6.2.3. 4721 sayılı Türk Medeni Kanunu’nun 713/1. maddesi, ‘’Tapu kütüğünde kayıtlı olmayan bir taşınmazı davasız ve aralıksız olarak yirmi yıl süreyle ve malik sıfatıyla zilyetliğinde bulunduran kişi, o taşınmazın tamamı, bir parçası veya bir payı üzerindeki mülkiyet hakkının tapu kütüğüne tesciline karar verilmesini isteyebilir.” hükümlerini içermektedir.
6.3. Değerlendirme
6.3.1. Mahkemece, çekişmeli taşınmaz bölümleri üzerinde davacı taraf yararına zilyetlikle mülk edinme koşullarının gerçekleştiği kabul edilmek suretiyle yazılı şekilde hüküm kurulmuş ise de, yapılan araştırma, inceleme ve uygulama hüküm vermeye yeterli bulunmamaktadır. Davacının çekişmeli taşınmaz bölümünü ne şekilde kullandığı, imar ihyaya muhtaç olup olmadığı, muhtaç ise ne zaman imar ihya edildiği hususları araştırılmamış, tamamlanma tarihinden dava tarihine kadar zilyetliğin hangi tasarruflarla sürdürüldüğünü açıklamaktan uzak tek ziraatçi bilirkişi tarafından hazırlanan soyut içerikli rapor ile koordinatları bulunmayan ve infazda tereddüt oluşturabilecek fen bilirkişi raporu hükme esas alınmıştır. Bu şekilde eksik araştırma ve inceleme ile karar verilemez.

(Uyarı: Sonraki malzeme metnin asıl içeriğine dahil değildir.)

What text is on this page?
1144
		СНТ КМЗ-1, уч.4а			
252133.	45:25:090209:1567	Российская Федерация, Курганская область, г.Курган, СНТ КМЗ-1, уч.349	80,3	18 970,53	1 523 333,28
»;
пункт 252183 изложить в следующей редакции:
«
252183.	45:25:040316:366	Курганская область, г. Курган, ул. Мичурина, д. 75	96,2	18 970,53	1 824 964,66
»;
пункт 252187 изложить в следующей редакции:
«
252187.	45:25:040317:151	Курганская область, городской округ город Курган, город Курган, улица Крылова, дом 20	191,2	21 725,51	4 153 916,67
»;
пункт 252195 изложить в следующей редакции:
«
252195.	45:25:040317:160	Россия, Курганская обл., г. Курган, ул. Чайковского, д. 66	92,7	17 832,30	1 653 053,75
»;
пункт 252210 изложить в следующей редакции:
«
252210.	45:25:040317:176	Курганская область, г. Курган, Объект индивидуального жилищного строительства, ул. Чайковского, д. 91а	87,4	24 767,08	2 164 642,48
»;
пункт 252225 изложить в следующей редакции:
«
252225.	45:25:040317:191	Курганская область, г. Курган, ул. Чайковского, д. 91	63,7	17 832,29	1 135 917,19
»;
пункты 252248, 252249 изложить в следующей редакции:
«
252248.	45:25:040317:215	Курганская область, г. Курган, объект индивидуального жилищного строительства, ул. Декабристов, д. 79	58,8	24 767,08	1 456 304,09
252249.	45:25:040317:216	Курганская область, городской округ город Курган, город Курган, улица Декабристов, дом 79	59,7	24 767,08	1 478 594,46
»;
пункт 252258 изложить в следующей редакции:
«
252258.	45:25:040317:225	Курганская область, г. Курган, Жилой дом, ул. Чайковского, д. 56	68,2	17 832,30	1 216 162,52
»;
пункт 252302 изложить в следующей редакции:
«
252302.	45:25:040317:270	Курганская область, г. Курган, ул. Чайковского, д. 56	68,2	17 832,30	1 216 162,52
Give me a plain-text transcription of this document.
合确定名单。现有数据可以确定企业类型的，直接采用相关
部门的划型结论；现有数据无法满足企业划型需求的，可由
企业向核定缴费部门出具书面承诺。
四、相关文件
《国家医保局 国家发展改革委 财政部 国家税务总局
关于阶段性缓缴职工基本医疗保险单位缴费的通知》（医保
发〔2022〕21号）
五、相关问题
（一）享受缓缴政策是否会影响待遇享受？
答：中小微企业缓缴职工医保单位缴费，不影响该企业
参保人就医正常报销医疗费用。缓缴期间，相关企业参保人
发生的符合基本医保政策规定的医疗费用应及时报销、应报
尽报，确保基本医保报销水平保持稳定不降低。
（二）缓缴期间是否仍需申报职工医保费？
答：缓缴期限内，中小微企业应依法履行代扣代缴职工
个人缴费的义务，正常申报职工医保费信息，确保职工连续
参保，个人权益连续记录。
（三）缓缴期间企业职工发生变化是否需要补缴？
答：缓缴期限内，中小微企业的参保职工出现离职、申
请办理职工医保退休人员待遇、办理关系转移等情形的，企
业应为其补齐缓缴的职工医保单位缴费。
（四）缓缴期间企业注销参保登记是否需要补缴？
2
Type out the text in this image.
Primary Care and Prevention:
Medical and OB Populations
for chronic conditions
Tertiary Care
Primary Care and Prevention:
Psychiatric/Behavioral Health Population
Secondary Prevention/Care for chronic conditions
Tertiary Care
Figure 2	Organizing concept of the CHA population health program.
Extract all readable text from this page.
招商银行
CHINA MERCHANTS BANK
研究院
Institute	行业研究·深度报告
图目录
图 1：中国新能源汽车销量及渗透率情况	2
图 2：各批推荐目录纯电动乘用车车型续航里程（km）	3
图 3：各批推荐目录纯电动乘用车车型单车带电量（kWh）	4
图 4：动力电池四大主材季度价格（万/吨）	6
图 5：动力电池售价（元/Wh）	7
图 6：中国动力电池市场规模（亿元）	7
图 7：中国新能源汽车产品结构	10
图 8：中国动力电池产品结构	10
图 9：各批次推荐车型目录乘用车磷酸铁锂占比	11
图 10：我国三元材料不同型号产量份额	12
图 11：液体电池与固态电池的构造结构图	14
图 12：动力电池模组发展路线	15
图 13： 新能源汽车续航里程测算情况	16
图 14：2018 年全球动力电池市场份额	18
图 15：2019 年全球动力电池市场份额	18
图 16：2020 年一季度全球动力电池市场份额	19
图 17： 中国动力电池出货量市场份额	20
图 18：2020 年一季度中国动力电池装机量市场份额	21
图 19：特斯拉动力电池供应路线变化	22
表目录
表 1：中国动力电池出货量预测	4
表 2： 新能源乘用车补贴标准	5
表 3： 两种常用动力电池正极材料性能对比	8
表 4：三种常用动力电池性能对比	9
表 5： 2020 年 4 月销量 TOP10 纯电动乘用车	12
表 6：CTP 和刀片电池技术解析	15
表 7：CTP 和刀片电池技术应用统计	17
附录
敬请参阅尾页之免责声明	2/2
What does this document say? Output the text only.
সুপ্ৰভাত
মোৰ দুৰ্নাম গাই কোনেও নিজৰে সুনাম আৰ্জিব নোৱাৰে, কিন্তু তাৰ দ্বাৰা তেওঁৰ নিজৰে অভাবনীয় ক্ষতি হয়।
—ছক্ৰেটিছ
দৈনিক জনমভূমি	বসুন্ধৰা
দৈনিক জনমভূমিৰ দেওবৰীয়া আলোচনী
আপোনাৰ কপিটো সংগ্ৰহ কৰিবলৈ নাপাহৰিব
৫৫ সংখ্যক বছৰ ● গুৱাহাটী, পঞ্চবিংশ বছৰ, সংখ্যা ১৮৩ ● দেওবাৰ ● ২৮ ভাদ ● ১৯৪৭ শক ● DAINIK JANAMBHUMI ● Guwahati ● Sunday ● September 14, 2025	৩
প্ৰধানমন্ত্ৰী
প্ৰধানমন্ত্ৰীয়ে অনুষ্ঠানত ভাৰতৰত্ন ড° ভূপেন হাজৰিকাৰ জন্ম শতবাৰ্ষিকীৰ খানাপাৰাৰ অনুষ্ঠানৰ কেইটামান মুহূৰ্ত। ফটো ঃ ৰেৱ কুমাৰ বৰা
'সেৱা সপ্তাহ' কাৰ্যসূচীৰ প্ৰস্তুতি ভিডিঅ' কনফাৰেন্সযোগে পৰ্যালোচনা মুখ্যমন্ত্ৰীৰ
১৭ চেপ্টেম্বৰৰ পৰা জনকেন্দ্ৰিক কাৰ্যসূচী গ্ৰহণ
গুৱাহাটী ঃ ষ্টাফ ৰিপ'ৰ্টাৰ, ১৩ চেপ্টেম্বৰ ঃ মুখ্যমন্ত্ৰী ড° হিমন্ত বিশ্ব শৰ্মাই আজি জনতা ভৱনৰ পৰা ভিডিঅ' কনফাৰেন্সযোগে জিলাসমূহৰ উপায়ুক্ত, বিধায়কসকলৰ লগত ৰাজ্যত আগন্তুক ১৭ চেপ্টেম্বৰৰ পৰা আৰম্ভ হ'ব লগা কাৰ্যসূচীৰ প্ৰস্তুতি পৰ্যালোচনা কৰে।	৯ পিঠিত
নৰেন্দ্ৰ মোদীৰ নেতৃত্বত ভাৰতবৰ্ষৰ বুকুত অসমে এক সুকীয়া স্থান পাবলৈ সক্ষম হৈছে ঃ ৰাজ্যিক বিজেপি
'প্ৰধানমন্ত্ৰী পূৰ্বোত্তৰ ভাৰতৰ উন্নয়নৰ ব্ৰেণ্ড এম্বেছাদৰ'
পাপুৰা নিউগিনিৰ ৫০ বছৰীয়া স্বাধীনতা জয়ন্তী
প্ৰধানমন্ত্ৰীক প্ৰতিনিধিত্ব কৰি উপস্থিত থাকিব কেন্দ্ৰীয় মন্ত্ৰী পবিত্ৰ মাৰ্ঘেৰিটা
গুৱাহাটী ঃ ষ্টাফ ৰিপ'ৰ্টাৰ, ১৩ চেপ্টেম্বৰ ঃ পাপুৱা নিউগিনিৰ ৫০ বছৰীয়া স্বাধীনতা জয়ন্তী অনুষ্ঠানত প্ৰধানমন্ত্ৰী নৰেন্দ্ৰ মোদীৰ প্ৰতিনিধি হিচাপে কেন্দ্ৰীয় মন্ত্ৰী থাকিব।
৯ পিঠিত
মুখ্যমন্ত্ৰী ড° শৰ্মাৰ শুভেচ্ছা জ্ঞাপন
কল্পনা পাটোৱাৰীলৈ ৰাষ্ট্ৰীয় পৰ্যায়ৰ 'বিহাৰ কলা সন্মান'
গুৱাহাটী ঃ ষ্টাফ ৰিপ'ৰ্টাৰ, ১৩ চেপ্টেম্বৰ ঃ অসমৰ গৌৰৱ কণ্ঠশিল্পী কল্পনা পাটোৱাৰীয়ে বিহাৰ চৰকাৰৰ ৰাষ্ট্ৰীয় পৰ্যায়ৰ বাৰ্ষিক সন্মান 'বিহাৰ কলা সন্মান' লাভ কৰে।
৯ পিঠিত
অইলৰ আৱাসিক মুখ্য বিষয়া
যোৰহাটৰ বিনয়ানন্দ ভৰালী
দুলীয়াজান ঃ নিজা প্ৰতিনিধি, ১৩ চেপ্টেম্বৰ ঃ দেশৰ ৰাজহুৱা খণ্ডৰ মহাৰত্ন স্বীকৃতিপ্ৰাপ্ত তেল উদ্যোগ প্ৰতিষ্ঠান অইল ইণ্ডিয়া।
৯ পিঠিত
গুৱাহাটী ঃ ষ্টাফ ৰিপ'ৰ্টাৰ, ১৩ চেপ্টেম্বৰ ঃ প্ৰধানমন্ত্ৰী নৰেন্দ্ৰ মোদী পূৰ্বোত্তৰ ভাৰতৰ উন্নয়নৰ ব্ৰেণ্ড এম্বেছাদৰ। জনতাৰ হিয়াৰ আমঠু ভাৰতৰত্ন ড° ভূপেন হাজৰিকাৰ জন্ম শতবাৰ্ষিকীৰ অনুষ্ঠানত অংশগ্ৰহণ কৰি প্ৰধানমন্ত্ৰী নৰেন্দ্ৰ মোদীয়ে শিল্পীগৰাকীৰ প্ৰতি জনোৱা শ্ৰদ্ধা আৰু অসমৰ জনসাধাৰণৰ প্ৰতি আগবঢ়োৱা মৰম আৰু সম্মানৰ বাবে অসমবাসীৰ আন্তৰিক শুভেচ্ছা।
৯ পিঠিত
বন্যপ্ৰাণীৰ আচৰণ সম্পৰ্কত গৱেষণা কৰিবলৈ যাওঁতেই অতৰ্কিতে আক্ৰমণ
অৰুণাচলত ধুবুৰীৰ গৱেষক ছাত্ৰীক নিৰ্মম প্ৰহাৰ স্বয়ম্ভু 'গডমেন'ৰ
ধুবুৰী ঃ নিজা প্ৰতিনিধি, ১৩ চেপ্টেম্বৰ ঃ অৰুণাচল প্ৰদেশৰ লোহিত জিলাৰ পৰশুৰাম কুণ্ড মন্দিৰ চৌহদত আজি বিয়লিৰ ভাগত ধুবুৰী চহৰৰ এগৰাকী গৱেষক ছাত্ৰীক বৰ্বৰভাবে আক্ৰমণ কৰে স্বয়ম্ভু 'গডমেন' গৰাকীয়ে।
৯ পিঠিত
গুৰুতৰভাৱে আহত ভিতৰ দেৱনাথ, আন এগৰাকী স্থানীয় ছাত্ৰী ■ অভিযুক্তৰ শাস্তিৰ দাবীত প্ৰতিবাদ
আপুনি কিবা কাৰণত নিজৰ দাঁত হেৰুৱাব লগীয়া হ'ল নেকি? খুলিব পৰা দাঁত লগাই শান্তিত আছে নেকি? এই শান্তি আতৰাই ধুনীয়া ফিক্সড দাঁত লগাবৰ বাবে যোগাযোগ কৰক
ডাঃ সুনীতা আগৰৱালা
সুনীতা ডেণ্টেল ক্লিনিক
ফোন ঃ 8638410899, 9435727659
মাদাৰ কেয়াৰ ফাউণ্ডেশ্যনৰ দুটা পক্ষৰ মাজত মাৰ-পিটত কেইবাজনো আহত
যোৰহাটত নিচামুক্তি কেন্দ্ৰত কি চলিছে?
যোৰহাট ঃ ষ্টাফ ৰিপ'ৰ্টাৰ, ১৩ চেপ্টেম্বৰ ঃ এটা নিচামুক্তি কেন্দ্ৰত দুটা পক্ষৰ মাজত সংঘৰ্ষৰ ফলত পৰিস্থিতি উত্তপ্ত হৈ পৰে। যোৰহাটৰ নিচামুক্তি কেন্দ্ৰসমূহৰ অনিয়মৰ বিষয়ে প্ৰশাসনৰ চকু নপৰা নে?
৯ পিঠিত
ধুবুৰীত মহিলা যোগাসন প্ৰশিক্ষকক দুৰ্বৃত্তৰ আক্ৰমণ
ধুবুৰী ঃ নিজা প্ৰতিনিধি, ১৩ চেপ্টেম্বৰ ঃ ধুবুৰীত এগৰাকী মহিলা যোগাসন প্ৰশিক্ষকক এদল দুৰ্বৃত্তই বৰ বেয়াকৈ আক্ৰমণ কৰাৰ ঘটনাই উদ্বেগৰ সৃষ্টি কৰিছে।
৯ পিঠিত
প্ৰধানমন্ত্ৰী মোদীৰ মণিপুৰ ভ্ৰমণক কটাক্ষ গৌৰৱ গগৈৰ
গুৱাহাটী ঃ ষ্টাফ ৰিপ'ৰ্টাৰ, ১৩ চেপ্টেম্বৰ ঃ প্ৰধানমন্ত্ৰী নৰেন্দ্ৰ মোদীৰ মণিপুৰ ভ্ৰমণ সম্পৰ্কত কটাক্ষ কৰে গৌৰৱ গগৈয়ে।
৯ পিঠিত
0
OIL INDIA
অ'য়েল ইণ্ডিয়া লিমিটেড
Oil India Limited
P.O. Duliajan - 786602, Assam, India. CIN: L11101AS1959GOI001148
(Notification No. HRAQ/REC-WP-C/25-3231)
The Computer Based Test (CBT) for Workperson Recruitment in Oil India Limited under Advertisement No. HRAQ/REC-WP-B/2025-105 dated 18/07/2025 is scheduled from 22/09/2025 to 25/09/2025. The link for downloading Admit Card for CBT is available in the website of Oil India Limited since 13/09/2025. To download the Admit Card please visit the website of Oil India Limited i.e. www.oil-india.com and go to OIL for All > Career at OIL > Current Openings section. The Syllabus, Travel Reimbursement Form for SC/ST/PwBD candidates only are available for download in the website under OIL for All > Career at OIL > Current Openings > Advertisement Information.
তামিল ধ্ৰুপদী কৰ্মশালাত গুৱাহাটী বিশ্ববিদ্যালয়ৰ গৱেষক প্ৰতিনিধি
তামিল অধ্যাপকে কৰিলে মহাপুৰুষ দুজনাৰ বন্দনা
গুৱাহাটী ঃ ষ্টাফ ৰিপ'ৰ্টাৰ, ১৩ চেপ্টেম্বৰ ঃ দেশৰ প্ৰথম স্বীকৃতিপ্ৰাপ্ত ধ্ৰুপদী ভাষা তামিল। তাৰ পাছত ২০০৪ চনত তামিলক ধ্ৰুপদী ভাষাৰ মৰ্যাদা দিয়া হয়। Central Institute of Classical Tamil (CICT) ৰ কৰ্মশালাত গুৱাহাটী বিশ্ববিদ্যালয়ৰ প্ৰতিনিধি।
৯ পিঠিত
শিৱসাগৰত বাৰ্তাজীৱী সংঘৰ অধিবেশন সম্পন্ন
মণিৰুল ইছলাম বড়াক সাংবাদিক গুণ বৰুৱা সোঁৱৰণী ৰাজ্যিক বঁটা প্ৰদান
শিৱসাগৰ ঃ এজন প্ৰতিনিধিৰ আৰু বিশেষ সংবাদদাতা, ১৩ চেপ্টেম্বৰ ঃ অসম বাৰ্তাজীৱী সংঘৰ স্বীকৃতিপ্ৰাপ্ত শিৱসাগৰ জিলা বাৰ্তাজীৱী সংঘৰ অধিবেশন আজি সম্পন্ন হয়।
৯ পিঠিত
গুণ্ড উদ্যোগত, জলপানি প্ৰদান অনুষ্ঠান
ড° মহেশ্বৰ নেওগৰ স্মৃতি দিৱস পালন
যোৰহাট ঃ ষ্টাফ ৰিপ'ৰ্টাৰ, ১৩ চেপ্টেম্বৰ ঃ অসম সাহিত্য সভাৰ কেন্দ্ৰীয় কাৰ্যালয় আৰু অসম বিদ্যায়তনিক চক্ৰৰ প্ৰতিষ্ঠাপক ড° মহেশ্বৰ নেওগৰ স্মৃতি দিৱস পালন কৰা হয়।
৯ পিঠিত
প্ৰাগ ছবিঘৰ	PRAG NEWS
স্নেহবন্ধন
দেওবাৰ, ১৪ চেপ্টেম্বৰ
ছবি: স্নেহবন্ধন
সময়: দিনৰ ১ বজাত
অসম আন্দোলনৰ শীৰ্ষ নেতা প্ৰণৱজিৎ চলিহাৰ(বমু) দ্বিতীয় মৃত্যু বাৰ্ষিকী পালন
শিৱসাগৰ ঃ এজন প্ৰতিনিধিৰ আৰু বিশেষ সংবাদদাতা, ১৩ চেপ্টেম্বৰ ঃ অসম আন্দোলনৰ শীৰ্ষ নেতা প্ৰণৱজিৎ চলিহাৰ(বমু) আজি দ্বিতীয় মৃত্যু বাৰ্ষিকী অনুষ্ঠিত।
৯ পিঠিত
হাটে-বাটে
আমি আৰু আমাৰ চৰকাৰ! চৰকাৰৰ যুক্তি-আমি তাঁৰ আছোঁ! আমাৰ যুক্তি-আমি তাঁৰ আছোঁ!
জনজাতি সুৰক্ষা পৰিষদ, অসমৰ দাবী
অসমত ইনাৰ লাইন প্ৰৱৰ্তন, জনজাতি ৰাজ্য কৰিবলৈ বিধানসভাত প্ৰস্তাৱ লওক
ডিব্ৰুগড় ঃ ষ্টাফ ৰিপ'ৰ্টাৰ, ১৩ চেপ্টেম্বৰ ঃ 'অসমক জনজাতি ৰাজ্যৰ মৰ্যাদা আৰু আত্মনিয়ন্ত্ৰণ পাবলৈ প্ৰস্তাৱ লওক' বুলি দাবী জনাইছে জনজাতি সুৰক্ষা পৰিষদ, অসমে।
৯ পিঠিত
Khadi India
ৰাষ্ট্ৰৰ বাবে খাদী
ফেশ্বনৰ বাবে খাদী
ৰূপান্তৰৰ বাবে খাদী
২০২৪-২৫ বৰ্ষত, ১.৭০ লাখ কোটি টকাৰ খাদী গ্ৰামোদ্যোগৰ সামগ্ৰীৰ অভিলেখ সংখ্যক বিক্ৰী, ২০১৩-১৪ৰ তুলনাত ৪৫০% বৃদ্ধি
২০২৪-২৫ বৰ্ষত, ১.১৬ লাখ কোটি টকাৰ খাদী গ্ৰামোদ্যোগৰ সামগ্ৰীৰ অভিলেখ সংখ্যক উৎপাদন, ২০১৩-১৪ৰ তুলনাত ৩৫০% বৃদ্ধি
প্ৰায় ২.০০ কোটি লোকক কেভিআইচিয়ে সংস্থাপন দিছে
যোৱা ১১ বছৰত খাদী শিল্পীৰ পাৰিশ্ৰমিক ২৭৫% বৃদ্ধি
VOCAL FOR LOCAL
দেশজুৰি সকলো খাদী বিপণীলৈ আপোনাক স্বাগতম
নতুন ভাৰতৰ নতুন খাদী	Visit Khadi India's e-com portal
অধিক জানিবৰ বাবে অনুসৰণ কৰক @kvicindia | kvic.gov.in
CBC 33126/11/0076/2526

6.3.2. Hal böyle olunca; doğru sonuca varılabilmesi için mahallinde yaşlı, tarafsız, yöreyi iyi bilen davada yararı bulunmayan şahıslar arasından seçilecek üç kişilik yerel bilirkişi ve taraf tanıkları, ziraat mühendisi bilirkişi ve fen bilirkişi huzuruyla keşif icra edilmeli, mahkemenin, taşınmazın konumu ve niteliğine ilişkin gözlemi tutanağa geçirilmeli, çekişmeli taşınmazın geçmişte ne durumda bulunduğu, kime ait olduğu, kimden nasıl intikal ettiği, kim tarafından, ne zamandan beri ne suretle kullanıldığı, taşınmazın Devletin hüküm ve tasarrufu altında bulunan yerlerden olması halinde imar ve ihyaya konu edilip edilmediği, imar ve ihyaya konu edilmiş ise, ihyanın hangi tarihte başlayıp, ne zaman bitirildiği, hususunda yerel bilirkişi ve tanıklardan maddi olaylara dayalı, ayrıntılı bilgi alınmalı, ziraat mühendisi bilirkişiden komşu parsellerle karşılaştırmalı biçimde değerlendirilerek çekişmeli taşınmazın toprak yapısı, eğimi, bitki deseni ve tarımsal niteliğini belirten, taşınmazın değişik yönlerden çekilmiş fotoğrafları ile desteklenmiş somut verilere dayalı, önceki raporları irdeler şekilde ayrıntılı rapor alınmalı; fen bilirkişisine keşif ve uygulamayı denetlemeye elverişli rapor ve harita düzenlettirilmeli, bundan sonra tüm deliller birlikte değerlendirilerek davacı lehine zilyetlik ile kazanım koşullarının oluşup oluşmadığı tespit edilerek sonucuna göre bir karar verilmelidir. Mahkemece, bu hususlar yerine getirilmeksizin eksik inceleme ile yazılı şekilde hüküm kurulması isabetsizdir.
V. SONUÇ:
Açıklanan nedenlerle; temyiz itirazları yerinde görüldüğünden kabulü ile hükmün 6100 sayılı HMK'nın geçici 3. maddesi yollamasıyla HUMK'un 428. maddesi uyarınca BOZULMASINA, alınan peşin harcın yatıranlara geri verilmesine, 06/06/2022 tarihinde kesin olmak üzere oybirliğiyle karar verildi.